Piper Sandler Trims Price Target for Expand Energy (EXE) Amid Shifting Natural Gas Landscape

By Sophia Reynolds | Financial Markets Editor

Expand Energy (NASDAQ: EXE), a leading independent U.S. natural gas producer formed by the 2024 merger of Chesapeake Energy and Southwestern Energy, finds itself in the spotlight as analysts recalibrate expectations for the sector.

Investment firm Piper Sandler adjusted its outlook on January 28, reducing its price target for EXE to $137 from $138, while reaffirming its 'Overweight' rating. The modest revision points to a mixed environment: analysts anticipate robust fourth-quarter results for gas-focused equities, but acknowledge headwinds from volatile regional pricing at the WAHA hub and softer oil and natural gas liquids (NGL) markets.

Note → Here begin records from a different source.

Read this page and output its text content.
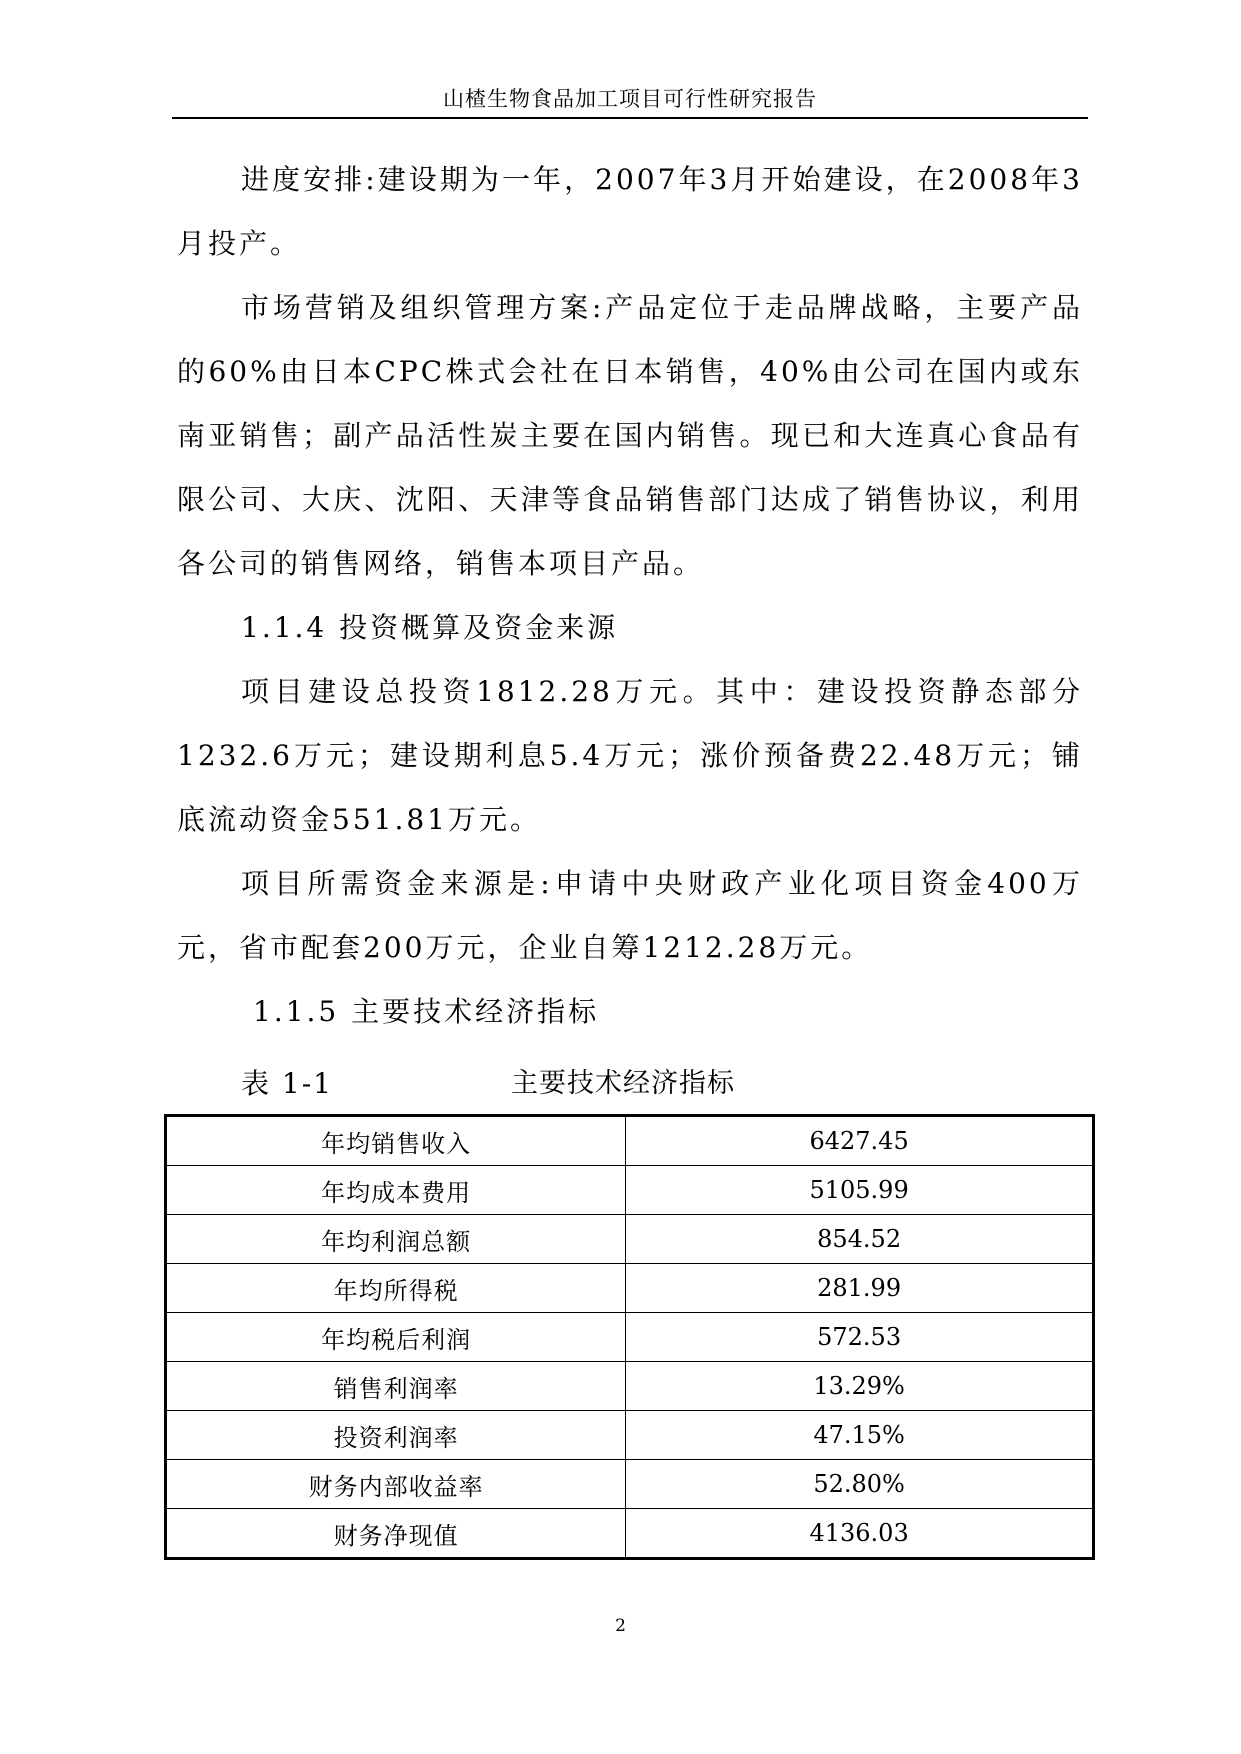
山楂生物食品加工项目可行性研究报告

进度安排:建设期为一年，2007年3月开始建设，在2008年3月投产。

市场营销及组织管理方案:产品定位于走品牌战略，主要产品的60%由日本CPC株式会社在日本销售，40%由公司在国内或东南亚销售；副产品活性炭主要在国内销售。现已和大连真心食品有限公司、大庆、沈阳、天津等食品销售部门达成了销售协议，利用各公司的销售网络，销售本项目产品。

1.1.4 投资概算及资金来源

项目建设总投资1812.28万元。其中：建设投资静态部分1232.6万元；建设期利息5.4万元；涨价预备费22.48万元；铺底流动资金551.81万元。

项目所需资金来源是:申请中央财政产业化项目资金400万元，省市配套200万元，企业自筹1212.28万元。

1.1.5 主要技术经济指标

表 1-1	主要技术经济指标
年均销售收入	6427.45
年均成本费用	5105.99
年均利润总额	854.52
年均所得税	281.99
年均税后利润	572.53
销售利润率	13.29%
投资利润率	47.15%
财务内部收益率	52.80%
财务净现值	4136.03
2
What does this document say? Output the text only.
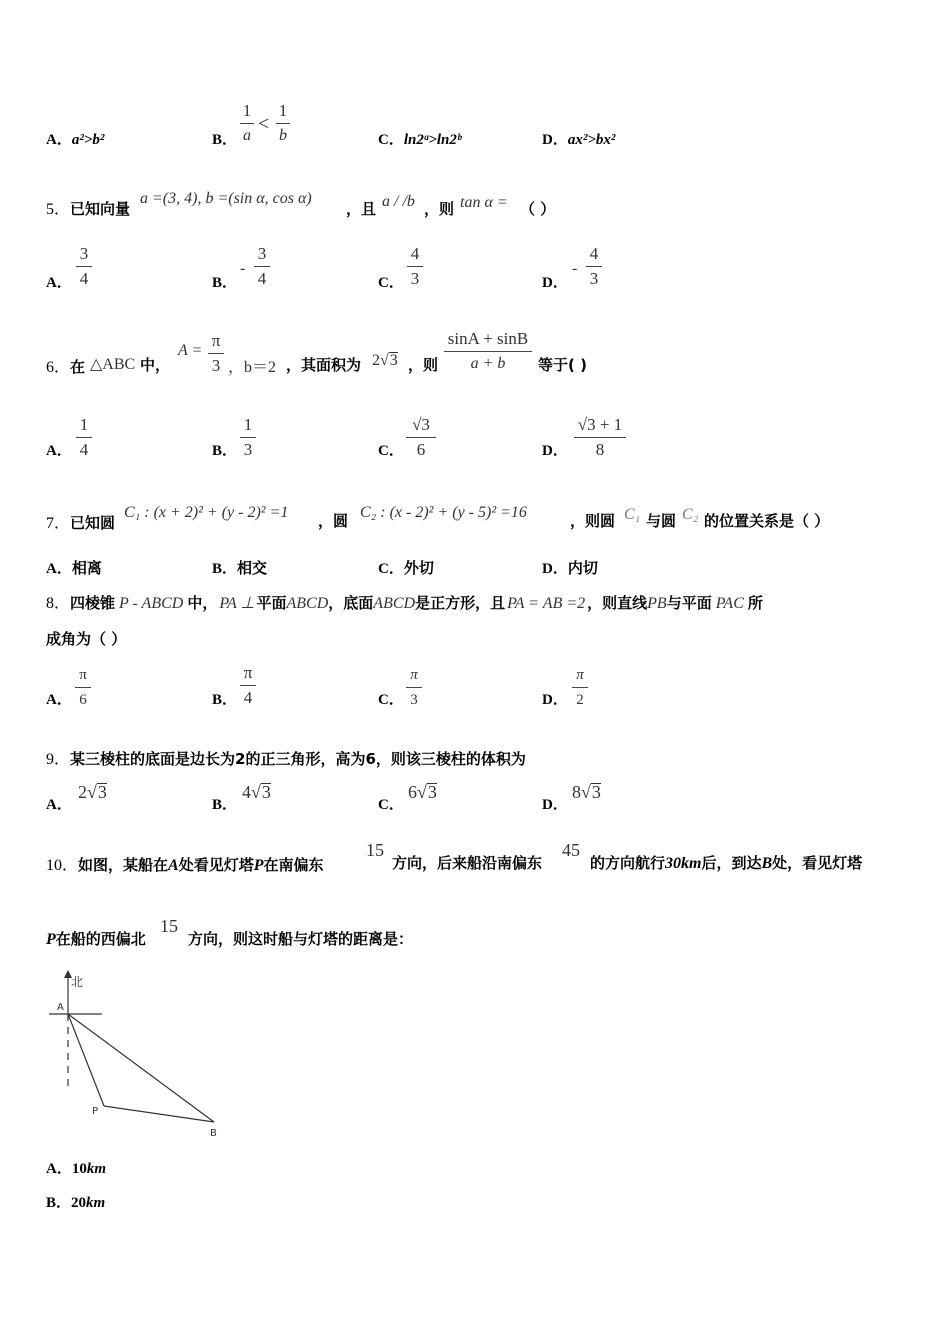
A．a²>b²	B．
1
a
<
1
b	C．ln2ᵃ>ln2ᵇ	D．ax²>bx²
5．已知向量
a =(3, 4), b =(sin α, cos α)
，且 a / /b ，则 tan α = （ ）
A．
3
4	B．
-
3
4	C．
4
3	D．
-
4
3
6．在 △ABC 中，
A =
π
3 ，b＝2 ，其面积为 2√3 ，则
sinA + sinB
a + b	等于( )
A．
1
4	B．
1
3	C．
√3
6	D．
√3 + 1
8
7．已知圆
C₁ : (x + 2)² + (y - 2)² =1 ，圆 C₂ : (x - 2)² + (y - 5)² =16	，则圆 C₁ 与圆 C₂ 的位置关系是（ ）
A．相离	B．相交	C．外切	D．内切
8．四棱锥 P - ABCD 中， PA ⊥ 平面ABCD，底面ABCD是正方形，且 PA = AB =2 ，则直线PB与平面 PAC 所
成角为（ ）
A．
π
6	B．
π
4	C．
π
3	D．
π
2
9．某三棱柱的底面是边长为2的正三角形，高为6，则该三棱柱的体积为
A．
2√3
B．
4√3
C．
6√3
D．
8√3
10．如图，某船在A处看见灯塔P在南偏东
15
方向，后来船沿南偏东
45
的方向航行30km后，到达B处，看见灯塔
P在船的西偏北
15
方向，则这时船与灯塔的距离是：
北
A
P
B
A．10km
B．20km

The move follows a similar, but deeper, cut by Barclays a week earlier, which slashed its target to $126 from $136, though it also maintained a positive rating. Barclays cited a broader review of exploration and production stocks ahead of Q4 earnings, noting the sector's resilient cash-return models but advising caution due to near-term commodity price uncertainty.

Looking ahead, the narrative for Expand Energy and its peers is increasingly tied to long-term liquefied natural gas (LNG) demand. As the industry pivots toward FY 2026, analysts like those at Piper Sandler expect major gas producers to shift gears from capital discipline to strategic growth initiatives, positioning themselves to feed the expanding global LNG market.

Market Voices:

"This is a minor adjustment, not a change in thesis," says Michael Rivera, a portfolio manager at Horizon Capital. "EXE's integrated assets post-merger make it a key player. The focus is on their operational execution ahead of the coming LNG wave."

"It's a red flag," counters Sarah Chen, an independent energy analyst known for her critical stance. "Two target cuts in a week, even if ratings hold, signal the Street is getting nervous. The 'resilient' cash flow story is being tested by weak real prices. Investors are being told to hope for 2026 while ignoring 2025's volatility."

"The Barclays cut seems more about sector rebalancing," adds David Wells, a veteran oil & gas reporter. "The key takeaway is that despite noise, the analyst consensus remains constructive on well-positioned gas giants like EXE for the long haul."